It's the election that will propel Britain through the exit door of the European Union...or towards a second referendum that could potentially call off Brexit.
Brits cast their ballots on Thursday (December 12) in what could be the most decisive election in a generation, to choose between two unconventional and divisive main contenders.
Prime Minister Boris Johnson called the snap vote after he failed to deliver Brexit by an October 31st deadline.
He blames parliamentary gridlock. In a heavily choreographed campaign, he has offered a pithy promise to "get Brexit done" as soon as January 31st.
The face of the 2016 'Leave' campaign, Johnson is likely to reap much of the Brexiteer vote.
On the other side of the ring: 70-year-old veteran lefty Jeremy Corbyn.
He has offered one of opposition Labour's most radical manifestos in decades: higher public spending, nationalizing key services, taxing the rich... and that second referendum.
He portrays Johnson's Conservatives as the party of billionaires, while Labour represents - quote - "the many, not the few".
Those views resonate with some after almost a decade of stringent austerity, but they also rattle the wary.
Polls predict a Conservative victory -- but a hung parliament is also a strong possibility.
With turnout one of several hard-to-predict factors.
A majority would let Johnson take Britain out of the EU club; though Brexit would be far from 'done'.

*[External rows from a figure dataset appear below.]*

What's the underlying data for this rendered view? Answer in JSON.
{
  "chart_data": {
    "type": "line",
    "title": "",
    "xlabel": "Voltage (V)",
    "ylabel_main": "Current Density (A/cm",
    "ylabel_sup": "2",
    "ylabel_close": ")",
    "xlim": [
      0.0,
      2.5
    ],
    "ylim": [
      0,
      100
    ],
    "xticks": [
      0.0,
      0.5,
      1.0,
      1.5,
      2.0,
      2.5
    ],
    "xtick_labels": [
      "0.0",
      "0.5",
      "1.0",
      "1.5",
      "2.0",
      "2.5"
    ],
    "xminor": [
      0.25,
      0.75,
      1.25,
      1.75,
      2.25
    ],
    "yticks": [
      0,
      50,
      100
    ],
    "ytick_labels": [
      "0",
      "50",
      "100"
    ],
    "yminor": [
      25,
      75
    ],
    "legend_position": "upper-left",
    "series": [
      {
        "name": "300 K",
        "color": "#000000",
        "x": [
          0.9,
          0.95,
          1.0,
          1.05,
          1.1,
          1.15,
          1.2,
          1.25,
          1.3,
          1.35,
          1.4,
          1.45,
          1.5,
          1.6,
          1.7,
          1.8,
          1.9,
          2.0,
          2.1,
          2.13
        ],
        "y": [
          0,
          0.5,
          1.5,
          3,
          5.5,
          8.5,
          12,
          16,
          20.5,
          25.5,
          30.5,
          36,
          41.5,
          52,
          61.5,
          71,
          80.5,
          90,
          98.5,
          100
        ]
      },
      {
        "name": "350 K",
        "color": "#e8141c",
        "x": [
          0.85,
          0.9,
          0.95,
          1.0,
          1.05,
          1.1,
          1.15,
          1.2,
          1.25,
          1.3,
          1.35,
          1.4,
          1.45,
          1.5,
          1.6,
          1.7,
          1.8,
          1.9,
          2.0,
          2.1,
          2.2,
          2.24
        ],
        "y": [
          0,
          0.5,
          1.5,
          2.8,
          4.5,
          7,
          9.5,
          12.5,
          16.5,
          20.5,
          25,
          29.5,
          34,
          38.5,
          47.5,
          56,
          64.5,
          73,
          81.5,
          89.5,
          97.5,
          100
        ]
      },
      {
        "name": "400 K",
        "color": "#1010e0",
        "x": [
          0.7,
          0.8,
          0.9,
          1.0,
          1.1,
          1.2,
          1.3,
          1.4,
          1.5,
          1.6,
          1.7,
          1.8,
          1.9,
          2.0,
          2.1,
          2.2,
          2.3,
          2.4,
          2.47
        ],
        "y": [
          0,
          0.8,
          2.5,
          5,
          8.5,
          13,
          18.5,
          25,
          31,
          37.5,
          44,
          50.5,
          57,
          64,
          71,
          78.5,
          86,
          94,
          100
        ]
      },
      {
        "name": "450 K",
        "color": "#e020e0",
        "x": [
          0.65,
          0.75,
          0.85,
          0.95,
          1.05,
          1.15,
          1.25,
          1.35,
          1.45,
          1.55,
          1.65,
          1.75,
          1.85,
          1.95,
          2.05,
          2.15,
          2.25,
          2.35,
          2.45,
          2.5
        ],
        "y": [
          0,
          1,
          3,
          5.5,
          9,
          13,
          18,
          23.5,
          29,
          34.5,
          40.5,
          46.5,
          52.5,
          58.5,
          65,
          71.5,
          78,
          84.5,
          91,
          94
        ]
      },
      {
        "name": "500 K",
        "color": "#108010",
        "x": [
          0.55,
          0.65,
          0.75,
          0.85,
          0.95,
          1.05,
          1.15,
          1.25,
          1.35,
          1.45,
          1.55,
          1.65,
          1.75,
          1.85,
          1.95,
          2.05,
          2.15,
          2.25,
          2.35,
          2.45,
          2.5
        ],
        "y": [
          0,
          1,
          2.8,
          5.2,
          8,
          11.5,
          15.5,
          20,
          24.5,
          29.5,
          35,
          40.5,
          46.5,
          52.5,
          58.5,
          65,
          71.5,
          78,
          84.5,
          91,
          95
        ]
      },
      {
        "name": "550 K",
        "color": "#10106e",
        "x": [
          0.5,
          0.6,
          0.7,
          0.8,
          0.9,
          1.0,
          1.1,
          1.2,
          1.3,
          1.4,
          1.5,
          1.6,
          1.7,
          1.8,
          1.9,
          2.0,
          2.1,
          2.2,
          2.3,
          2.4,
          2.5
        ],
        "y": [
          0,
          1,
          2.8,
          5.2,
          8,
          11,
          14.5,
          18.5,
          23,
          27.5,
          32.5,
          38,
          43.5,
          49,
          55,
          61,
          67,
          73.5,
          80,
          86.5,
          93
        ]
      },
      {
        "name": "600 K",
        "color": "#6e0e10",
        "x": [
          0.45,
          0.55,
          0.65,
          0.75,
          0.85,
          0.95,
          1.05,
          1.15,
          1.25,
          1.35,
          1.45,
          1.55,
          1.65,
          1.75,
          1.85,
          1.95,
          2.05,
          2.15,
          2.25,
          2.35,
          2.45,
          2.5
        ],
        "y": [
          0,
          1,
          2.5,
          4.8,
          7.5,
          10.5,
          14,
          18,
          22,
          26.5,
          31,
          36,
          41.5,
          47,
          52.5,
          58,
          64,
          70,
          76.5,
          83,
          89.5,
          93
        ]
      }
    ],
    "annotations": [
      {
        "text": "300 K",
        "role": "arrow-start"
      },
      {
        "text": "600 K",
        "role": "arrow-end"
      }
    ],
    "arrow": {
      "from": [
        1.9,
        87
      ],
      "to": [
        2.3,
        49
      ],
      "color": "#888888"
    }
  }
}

He's given himself a tough deadline of just 11 months to negotiate an EU trade deal.
Sterling markets are pricing in a Johnson win and the pound was up against the dollar in early trading Thursday.
Britons are wary of opinion polls after a string of failures, but they won't have long to wait.
Exit polls will emerge as voting ends late evening, with a firm result likely come Friday (December 13).